The UK Research Integrity Office welcomes the publication today of a report on The Culture of Scientific Research in the UK by the Nuffield Council on Bioethics. James Parry, Chief Executive of UKRIO, will be chairing the launch of the project’s findings on Thursday 4th December at the Palace of Westminster.
UKRIO welcomes the evidence which this inquiry found, that scientists generally have high expectations of themselves and others, that they aspire to do rigorous, ethical work, and that they value the influence of guidelines such as The Concordat to Support Research Integrity.
However, the inquiry also reported a remarkably high level of concern about the pressure that scientists experience to focus on and report positive results, and how this could lead to corners being cut. Scientists were also highly concerned about inadvertent perverse incentives to fabricate data, alter, omit or manipulate data, or ‘cherry pick’ results.
Bernard Silverman, Chair of UKRIO, said:
‘The evidence from this report confirms the view of UKRIO and others that it is essential that research institutions in the UK should provide strong leadership to build a research environment that supports researchers throughout their careers in striving for robust scientific design and high ethical standards. We look forward to exploring with the research community, funders and regulators how this might be taken forward.’

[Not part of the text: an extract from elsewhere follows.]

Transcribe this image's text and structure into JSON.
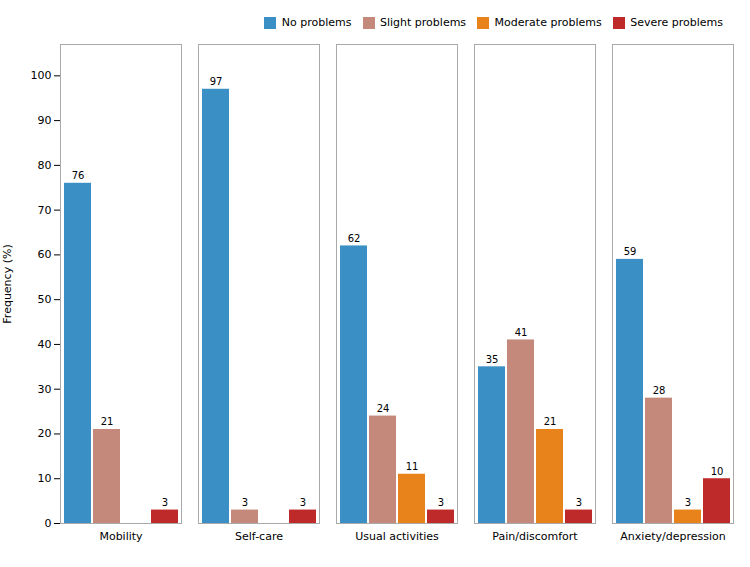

James Parry, Chief Executive of UKRIO, said:
‘UKRIO has led the way in supporting research institutions in creating a culture and environment that minimise the opportunities and incentives for scientific misconduct. While basic standards can appear to be straightforward, putting them into practice can be more challenging. Reminding researchers and institutions of their responsibilities, and of the harm that failing to meet them can cause, is a long-term exercise, requiring strong leadership within the research community.’